Projeto da UNIR desenvolve mapa digital sobre os resquícios da ditadura militar em Vilhena
Projeto propõe reflexão das homenagens aos ditadores em Vilhena

Projeto da UNIR desenvolve mapa digital sobre os resquícios da ditadura militar em Vilhena
Projeto da UNIR desenvolve mapa digital sobre os resquícios da ditadura militar em Vilhena
Foto: Reprodução/ditaduraemvilhena.unir.br

Por
Assessoria

O site Ditadura em Vilhena (http://www.ditaduraemvilhena.unir.br) evidencia os espaços públicos da cidade que são consagrados aos ditadores militares, de 1964 até 1985. A página possui um mapa da cidade com esses lugares, além de oferecer informações sobre esses personagens e de situar o conhecimento dos vilhenenses que se relacionam com eles. O trabalho é resultado dos projetos de pesquisa e de extensão do Departamento de Jornalismo da Universidade Federal de Rondônia (UNIR), que contaram com um total de cinco bolsas para estudantes.

A produção do site exigiu o recolhimento de documentos públicos sobre esses lugares e a entrevista de 120 pessoas. 108 são moradores das ruas Castelo Branco, Costa e Silva e Presidente Médici, o equivalente a 50% das habitações nestes logradouros, e 12 são funcionários da Escola Municipal de Ensino Fundamental Castelo Branco.
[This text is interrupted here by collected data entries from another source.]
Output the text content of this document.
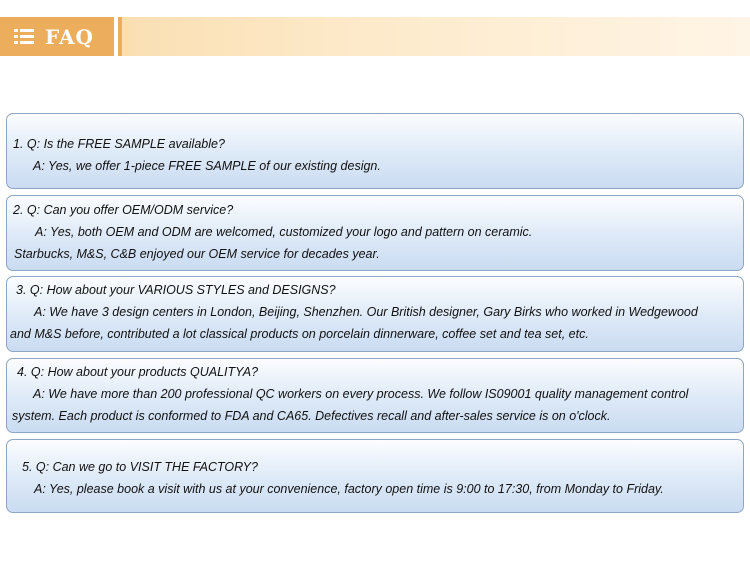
FAQ
1. Q: Is the FREE SAMPLE available?
A: Yes, we offer 1-piece FREE SAMPLE of our existing design.
2. Q: Can you offer OEM/ODM service?
A: Yes, both OEM and ODM are welcomed, customized your logo and pattern on ceramic.
Starbucks, M&S, C&B enjoyed our OEM service for decades year.
3. Q: How about your VARIOUS STYLES and DESIGNS?
A: We have 3 design centers in London, Beijing, Shenzhen. Our British designer, Gary Birks who worked in Wedgewood
and M&S before, contributed a lot classical products on porcelain dinnerware, coffee set and tea set, etc.
4. Q: How about your products QUALITYA?
A: We have more than 200 professional QC workers on every process. We follow IS09001 quality management control
system. Each product is conformed to FDA and CA65. Defectives recall and after-sales service is on o'clock.
5. Q: Can we go to VISIT THE FACTORY?
A: Yes, please book a visit with us at your convenience, factory open time is 9:00 to 17:30, from Monday to Friday.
Um dos pontos mais alarmantes encontrados com as entrevistas foi o notório desconhecimento da população sobre esse período histórico do Brasil, até por profissionais destinados à educação no município.
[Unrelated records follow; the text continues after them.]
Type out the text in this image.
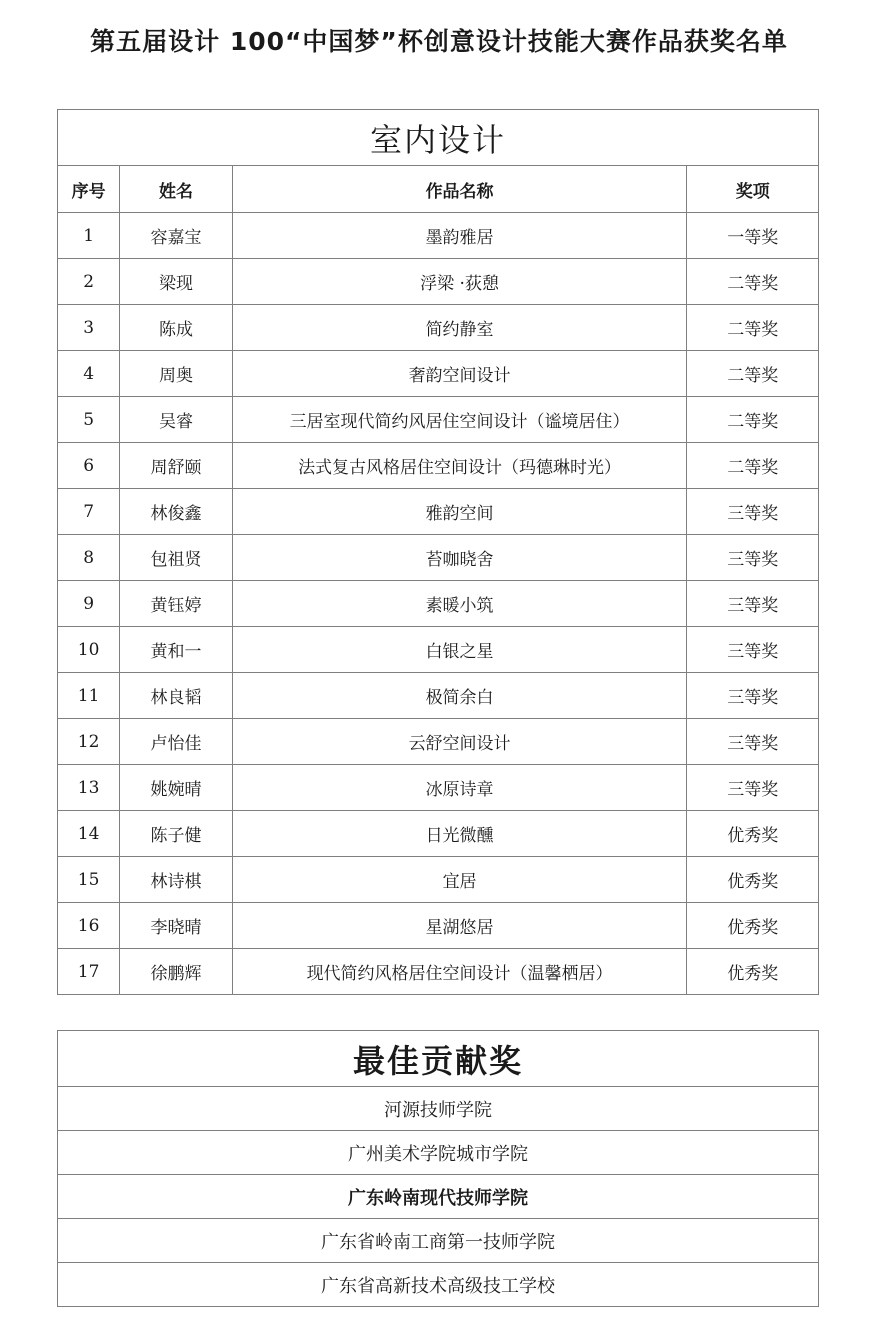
第五届设计 100“中国梦”杯创意设计技能大赛作品获奖名单
室内设计			
序号	姓名	作品名称	奖项
1	容嘉宝	墨韵雅居	一等奖
2	梁现	浮梁 ·荻憩	二等奖
3	陈成	简约静室	二等奖
4	周奥	奢韵空间设计	二等奖
5	吴睿	三居室现代简约风居住空间设计（谧境居住）	二等奖
6	周舒颐	法式复古风格居住空间设计（玛德琳时光）	二等奖
7	林俊鑫	雅韵空间	三等奖
8	包祖贤	苔咖晓舍	三等奖
9	黄钰婷	素暖小筑	三等奖
10	黄和一	白银之星	三等奖
11	林良韬	极简余白	三等奖
12	卢怡佳	云舒空间设计	三等奖
13	姚婉晴	冰原诗章	三等奖
14	陈子健	日光微醺	优秀奖
15	林诗棋	宜居	优秀奖
16	李晓晴	星湖悠居	优秀奖
17	徐鹏辉	现代简约风格居住空间设计（温馨栖居）	优秀奖
最佳贡献奖
河源技师学院
广州美术学院城市学院
广东岭南现代技师学院
广东省岭南工商第一技师学院
广东省高新技术高级技工学校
Mesmo após mais de 30 anos do fim da ditadura militar, abordar criticamente aspectos desse período ainda é difícil, pois alguns que sofreram com ele preferem esquecê-lo ou silenciá-lo e os que o defendem não assumem os problemas existiam. "Como constatamos através de entrevistas, muitas vezes trata-se mesmo da falta de conhecimento sobre uma época que deixou marcas tão profundas na história do nosso país. O resultado foi surpreendente, já que nos deparamos com um cenário em que 2/3 dos entrevistados são contrários à mudança da nomeação da escola, com todos os 5 que não sabiam nada sobre Castelo Branco preferindo a não alteração da homenagem, mesmo com o desconhecimento”, explicou Maria Victória Silva, bolsista do projeto e estudante do curso de Jornalismo da UNIR.
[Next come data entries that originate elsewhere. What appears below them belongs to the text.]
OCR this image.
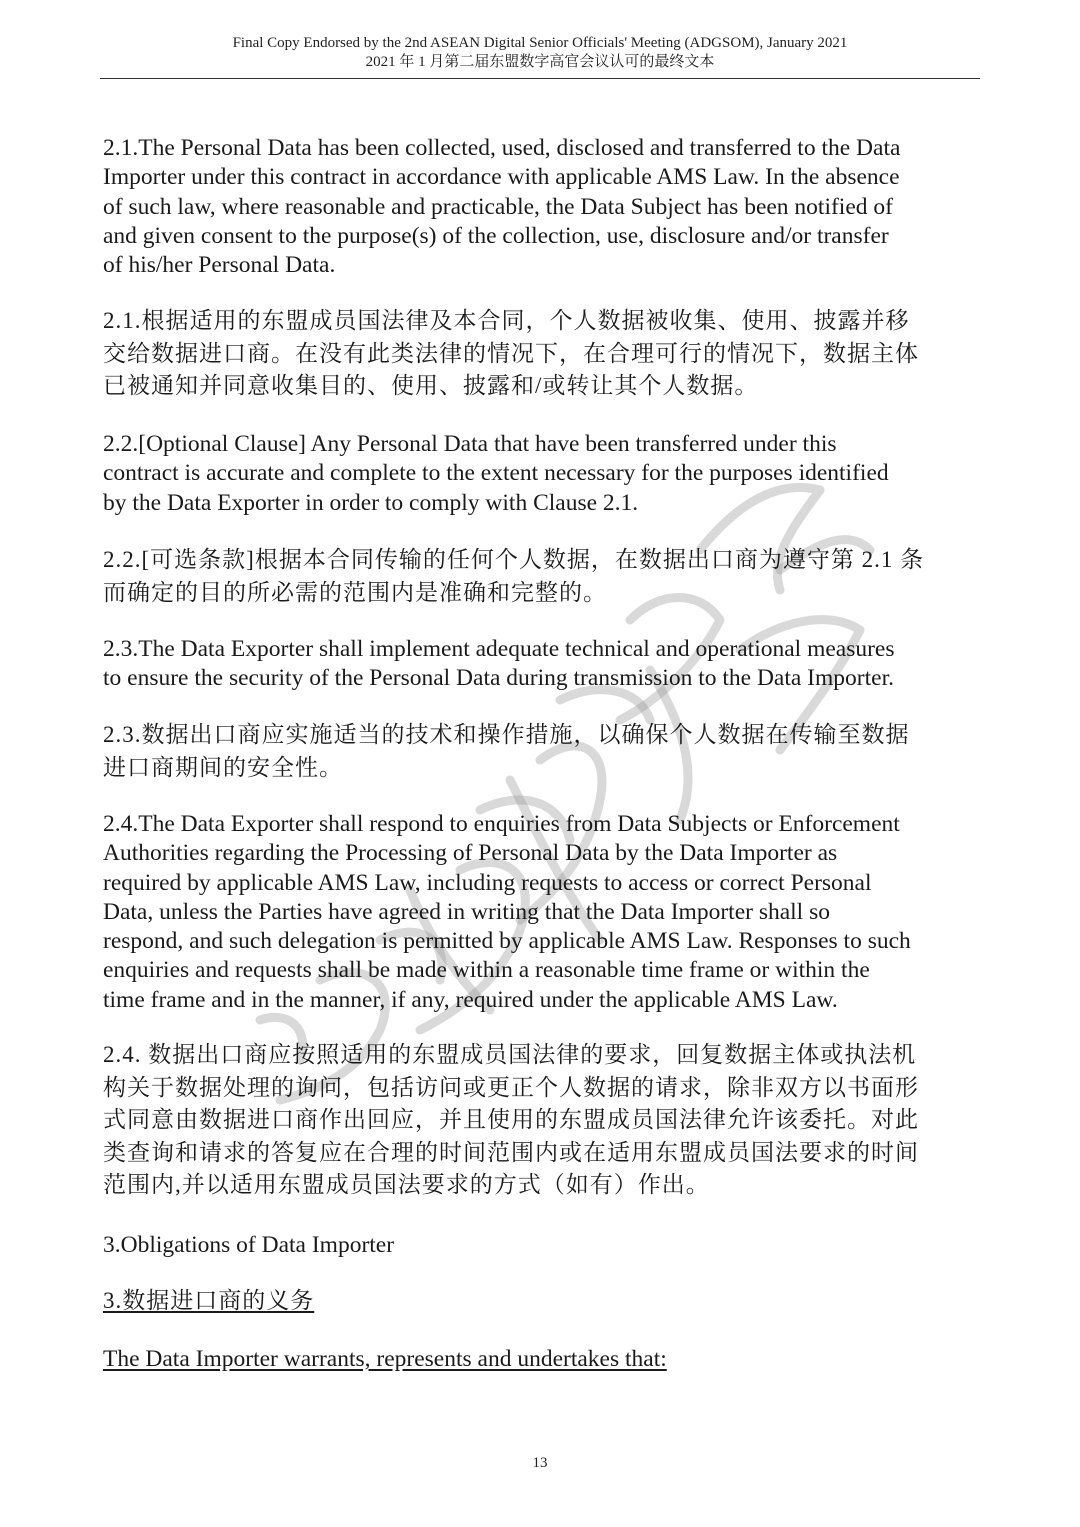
Final Copy Endorsed by the 2nd ASEAN Digital Senior Officials' Meeting (ADGSOM), January 2021
2021 年 1 月第二届东盟数字高官会议认可的最终文本
2.1.The Personal Data has been collected, used, disclosed and transferred to the Data
Importer under this contract in accordance with applicable AMS Law. In the absence
of such law, where reasonable and practicable, the Data Subject has been notified of
and given consent to the purpose(s) of the collection, use, disclosure and/or transfer
of his/her Personal Data.
2.1.根据适用的东盟成员国法律及本合同，个人数据被收集、使用、披露并移
交给数据进口商。在没有此类法律的情况下，在合理可行的情况下，数据主体
已被通知并同意收集目的、使用、披露和/或转让其个人数据。
2.2.[Optional Clause] Any Personal Data that have been transferred under this
contract is accurate and complete to the extent necessary for the purposes identified
by the Data Exporter in order to comply with Clause 2.1.
2.2.[可选条款]根据本合同传输的任何个人数据，在数据出口商为遵守第 2.1 条
而确定的目的所必需的范围内是准确和完整的。
2.3.The Data Exporter shall implement adequate technical and operational measures
to ensure the security of the Personal Data during transmission to the Data Importer.
2.3.数据出口商应实施适当的技术和操作措施，以确保个人数据在传输至数据
进口商期间的安全性。
2.4.The Data Exporter shall respond to enquiries from Data Subjects or Enforcement
Authorities regarding the Processing of Personal Data by the Data Importer as
required by applicable AMS Law, including requests to access or correct Personal
Data, unless the Parties have agreed in writing that the Data Importer shall so
respond, and such delegation is permitted by applicable AMS Law. Responses to such
enquiries and requests shall be made within a reasonable time frame or within the
time frame and in the manner, if any, required under the applicable AMS Law.
2.4. 数据出口商应按照适用的东盟成员国法律的要求，回复数据主体或执法机
构关于数据处理的询问，包括访问或更正个人数据的请求，除非双方以书面形
式同意由数据进口商作出回应，并且使用的东盟成员国法律允许该委托。对此
类查询和请求的答复应在合理的时间范围内或在适用东盟成员国法要求的时间
范围内,并以适用东盟成员国法要求的方式（如有）作出。
3.Obligations of Data Importer
3.数据进口商的义务
The Data Importer warrants, represents and undertakes that:
13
A transmissão de informação aos moradores da cidade e a promoção de uma reflexão crítica sobre a ditadura militar e o espaço urbano de Vilhena estão entre os principais ganhos do projeto. “Em alguns lugares do Brasil, os espaços públicos que reverenciavam os ditadores têm seus nomes alterados, mas a região Norte, de modo geral, está fora desses debates. A ideia dos projetos era trazer essa discussão para âmbito local, com criticidade acerca da ditadura militar e apresentação dessas produções digitais à população e aos gestores da cidade”, explicou o coordenador e professor Allysson Martins.

 

 

FONTE: Por Allysson Viana Martins, professor da Universidade Federal de Rondônia (UNIR)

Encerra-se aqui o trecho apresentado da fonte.